In its third quarter, KCB’s total income was up 10% from KShs. 54.2 billion to KShs. 59.7 billion, with non-funded income increasing 16.9% attributable to the digital proposition, largely KCB M-PESA. Loans disbursed under this platform improved from KShs. 23 billion last year to KShs. 98 billion.
Cost management initiatives across all its businesses, saw the net earnings increased from KShs. 18 billion, compared to a similar period last year. However, provisions for impairment increased to KShs 5.8 billion due to the increase in non-performing loans to total loan ratio which stood at 8.3%, below the industry average of 12.6%.
“We had a strong quarter and the business witnessed growth across various segments. We made continued strong investments in our capabilities to serve customers better. The international businesses have continued to improve while our digital offerings are witnessing increased activity, giving the business impetus to continue growing. Going forward, we are emphasizing driving more sustainable growth, excellent customer experience, and diversification,” said KCB Group CEO Joshua Oigara.
Net interest income expanded 7% to KShs. 38.7 billion from KShs. 36.3 billion primarily due to a growth in loan book and reduced cost of funds. The loan book closed at KShs. 486.4 billion from KShs. 435.3 billion, an improvement of 12%, reflecting the strong lending pipeline primarily driven by retail and corporate banking customer segments.
The group maintained a strong capital base well within both internal and regulatory limits, which saw the balance sheet expand by 12% to KShs. 764.3 billion from KShs. 684.2 billion, with deposits up by 11% to KShs. 586.7 billion supported by continued strong growth in personal and transaction accounts.

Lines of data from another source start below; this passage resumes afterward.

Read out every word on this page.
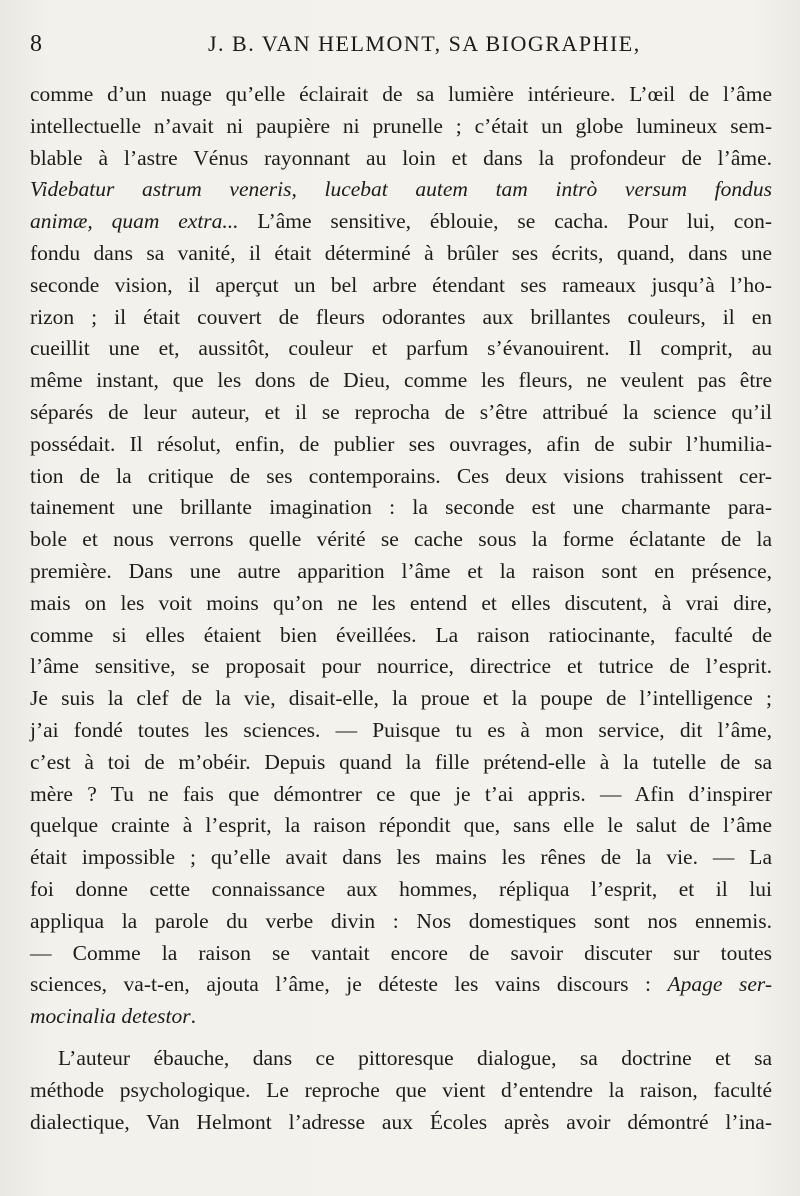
8	J. B. VAN HELMONT, SA BIOGRAPHIE,
comme d’un nuage qu’elle éclairait de sa lumière intérieure. L’œil de l’âme
intellectuelle n’avait ni paupière ni prunelle ; c’était un globe lumineux sem-
blable à l’astre Vénus rayonnant au loin et dans la profondeur de l’âme.
Videbatur astrum veneris, lucebat autem tam intrò versum fondus
animæ, quam extra... L’âme sensitive, éblouie, se cacha. Pour lui, con-
fondu dans sa vanité, il était déterminé à brûler ses écrits, quand, dans une
seconde vision, il aperçut un bel arbre étendant ses rameaux jusqu’à l’ho-
rizon ; il était couvert de fleurs odorantes aux brillantes couleurs, il en
cueillit une et, aussitôt, couleur et parfum s’évanouirent. Il comprit, au
même instant, que les dons de Dieu, comme les fleurs, ne veulent pas être
séparés de leur auteur, et il se reprocha de s’être attribué la science qu’il
possédait. Il résolut, enfin, de publier ses ouvrages, afin de subir l’humilia-
tion de la critique de ses contemporains. Ces deux visions trahissent cer-
tainement une brillante imagination : la seconde est une charmante para-
bole et nous verrons quelle vérité se cache sous la forme éclatante de la
première. Dans une autre apparition l’âme et la raison sont en présence,
mais on les voit moins qu’on ne les entend et elles discutent, à vrai dire,
comme si elles étaient bien éveillées. La raison ratiocinante, faculté de
l’âme sensitive, se proposait pour nourrice, directrice et tutrice de l’esprit.
Je suis la clef de la vie, disait-elle, la proue et la poupe de l’intelligence ;
j’ai fondé toutes les sciences. — Puisque tu es à mon service, dit l’âme,
c’est à toi de m’obéir. Depuis quand la fille prétend-elle à la tutelle de sa
mère ? Tu ne fais que démontrer ce que je t’ai appris. — Afin d’inspirer
quelque crainte à l’esprit, la raison répondit que, sans elle le salut de l’âme
était impossible ; qu’elle avait dans les mains les rênes de la vie. — La
foi donne cette connaissance aux hommes, répliqua l’esprit, et il lui
appliqua la parole du verbe divin : Nos domestiques sont nos ennemis.
— Comme la raison se vantait encore de savoir discuter sur toutes
sciences, va-t-en, ajouta l’âme, je déteste les vains discours : Apage ser-
mocinalia detestor.
L’auteur ébauche, dans ce pittoresque dialogue, sa doctrine et sa
méthode psychologique. Le reproche que vient d’entendre la raison, faculté
dialectique, Van Helmont l’adresse aux Écoles après avoir démontré l’ina-
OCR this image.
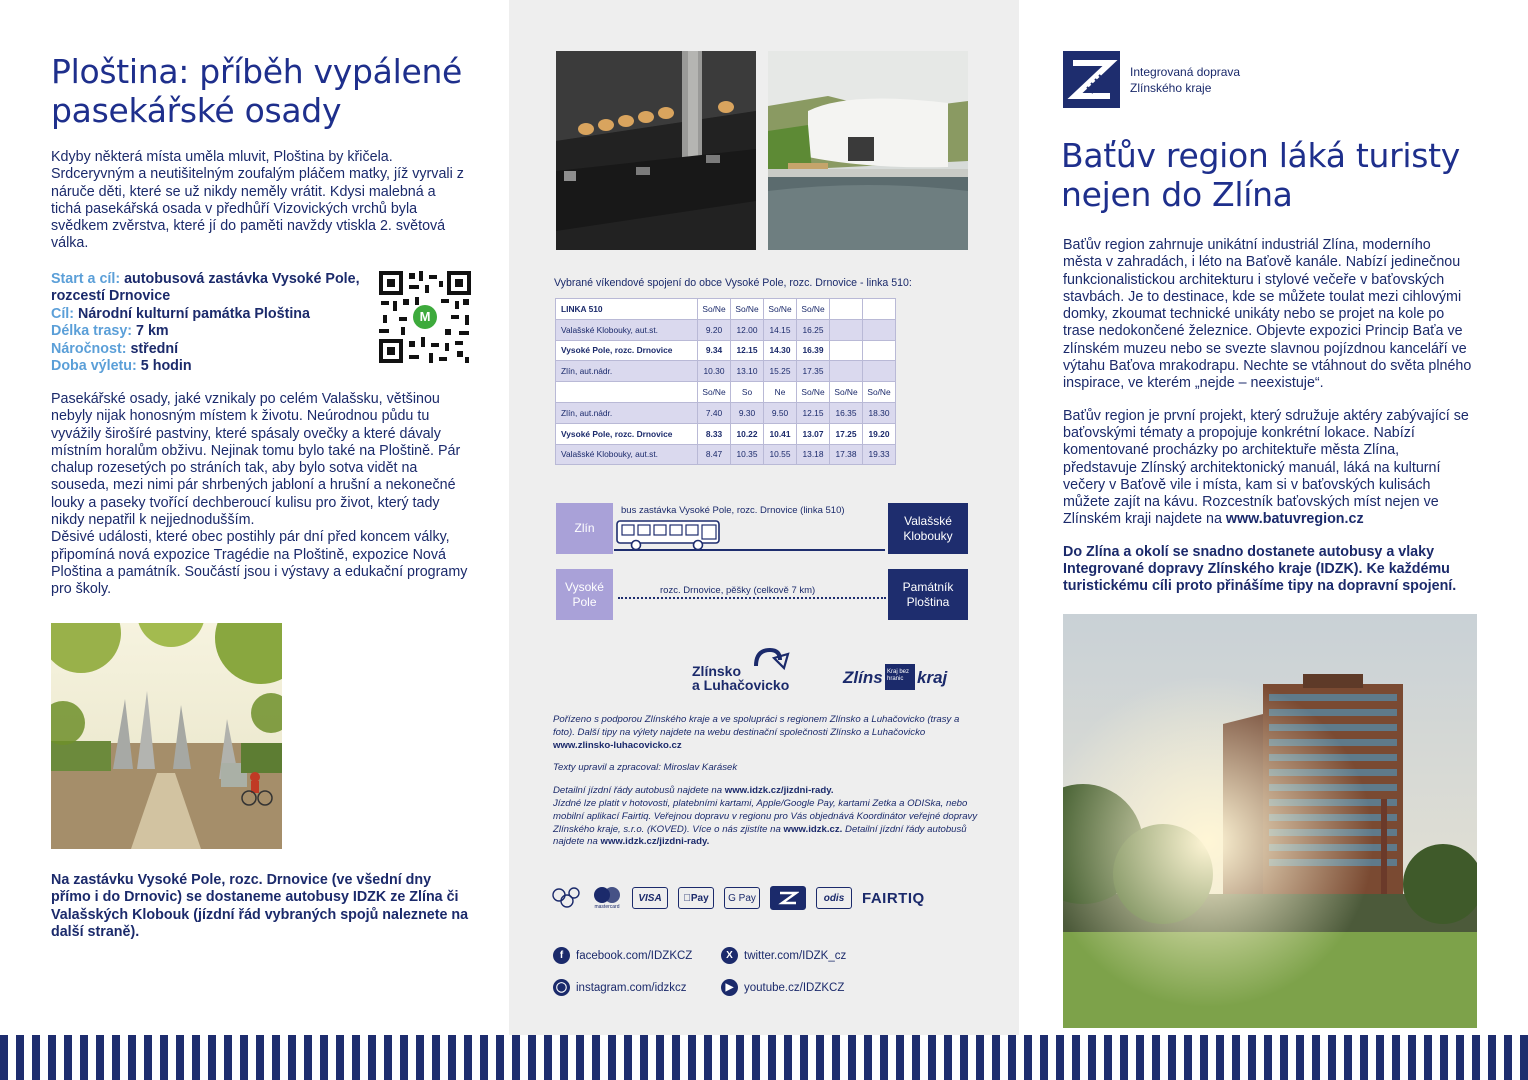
Ploština: příběh vypálené pasekářské osady

Kdyby některá místa uměla mluvit, Ploština by křičela. Srdceryvným a neutišitelným zoufalým pláčem matky, jíž vyrvali z náruče děti, které se už nikdy neměly vrátit. Kdysi malebná a tichá pasekářská osada v předhůří Vizovických vrchů byla svědkem zvěrstva, které jí do paměti navždy vtiskla 2. světová válka.

Start a cíl: autobusová zastávka Vysoké Pole, rozcestí Drnovice
Cíl: Národní kulturní památka Ploština
Délka trasy: 7 km
Náročnost: střední
Doba výletu: 5 hodin
M

Pasekářské osady, jaké vznikaly po celém Valašsku, většinou nebyly nijak honosným místem k životu. Neúrodnou půdu tu vyvážily širošíré pastviny, které spásaly ovečky a které dávaly místním horalům obživu. Nejinak tomu bylo také na Ploštině. Pár chalup rozesetých po stráních tak, aby bylo sotva vidět na souseda, mezi nimi pár shrbených jabloní a hrušní a nekonečné louky a paseky tvořící dechberoucí kulisu pro život, který tady nikdy nepatřil k nejjednodušším.

Děsivé události, které obec postihly pár dní před koncem války, připomíná nová expozice Tragédie na Ploštině, expozice Nová Ploština a památník. Součástí jsou i výstavy a edukační programy pro školy.

Na zastávku Vysoké Pole, rozc. Drnovice (ve všední dny přímo i do Drnovic) se dostaneme autobusy IDZK ze Zlína či Valašských Klobouk (jízdní řád vybraných spojů naleznete na další straně).

Vybrané víkendové spojení do obce Vysoké Pole, rozc. Drnovice - linka 510:

LINKA 510	So/Ne	So/Ne	So/Ne	So/Ne		
Valašské Klobouky, aut.st.	9.20	12.00	14.15	16.25		
Vysoké Pole, rozc. Drnovice	9.34	12.15	14.30	16.39		
Zlín, aut.nádr.	10.30	13.10	15.25	17.35		
	So/Ne	So	Ne	So/Ne	So/Ne	So/Ne
Zlín, aut.nádr.	7.40	9.30	9.50	12.15	16.35	18.30
Vysoké Pole, rozc. Drnovice	8.33	10.22	10.41	13.07	17.25	19.20
Valašské Klobouky, aut.st.	8.47	10.35	10.55	13.18	17.38	19.33
Zlín
bus zastávka Vysoké Pole, rozc. Drnovice (linka 510)
Valašské Klobouky
Vysoké Pole
rozc. Drnovice, pěšky (celkově 7 km)	Památník Ploština
Zlínsko
a Luhačovicko	Zlíns Kraj bez hranic kraj

Pořízeno s podporou Zlínského kraje a ve spolupráci s regionem Zlínsko a Luhačovicko (trasy a foto). Další tipy na výlety najdete na webu destinační společnosti Zlínsko a Luhačovicko www.zlinsko-luhacovicko.cz

Texty upravil a zpracoval: Miroslav Karásek

Detailní jízdní řády autobusů najdete na www.idzk.cz/jizdni-rady.
Jízdné lze platit v hotovosti, platebními kartami, Apple/Google Pay, kartami Zetka a ODISka, nebo mobilní aplikací Fairtiq. Veřejnou dopravu v regionu pro Vás objednává Koordinátor veřejné dopravy Zlínského kraje, s.r.o. (KOVED). Více o nás zjistíte na www.idzk.cz. Detailní jízdní řády autobusů najdete na www.idzk.cz/jizdni-rady.

mastercard
VISA	Pay	G Pay	odis	FAIRTIQ
f	facebook.com/IDZKCZ	X twitter.com/IDZK_cz
◯ instagram.com/idzkcz	▶ youtube.cz/IDZKCZ
Integrovaná doprava
Zlínského kraje
Baťův region láká turisty nejen do Zlína

Baťův region zahrnuje unikátní industriál Zlína, moderního města v zahradách, i léto na Baťově kanále. Nabízí jedinečnou funkcionalistickou architekturu i stylové večeře v baťovských stavbách. Je to destinace, kde se můžete toulat mezi cihlovými domky, zkoumat technické unikáty nebo se projet na kole po trase nedokončené železnice. Objevte expozici Princip Baťa ve zlínském muzeu nebo se svezte slavnou pojízdnou kanceláří ve výtahu Baťova mrakodrapu. Nechte se vtáhnout do světa plného inspirace, ve kterém „nejde – neexistuje“.

Baťův region je první projekt, který sdružuje aktéry zabývající se baťovskými tématy a propojuje konkrétní lokace. Nabízí komentované procházky po architektuře města Zlína, představuje Zlínský architektonický manuál, láká na kulturní večery v Baťově vile i místa, kam si v baťovských kulisách můžete zajít na kávu. Rozcestník baťovských míst nejen ve Zlínském kraji najdete na www.batuvregion.cz

Do Zlína a okolí se snadno dostanete autobusy a vlaky Integrované dopravy Zlínského kraje (IDZK). Ke každému turistickému cíli proto přinášíme tipy na dopravní spojení.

A latest review by rating firm S&P Global Ratings said that the bank is well placed to maintain its revenue stability in the current economic environment, reflecting the country’s relatively well-diversified economic base and strong private sector. With the acquisition of the National Bank of Kenya (NBK) KCB’s position is expected to be cemented in the domestic banking sector and strengthens its ability to access more business flows.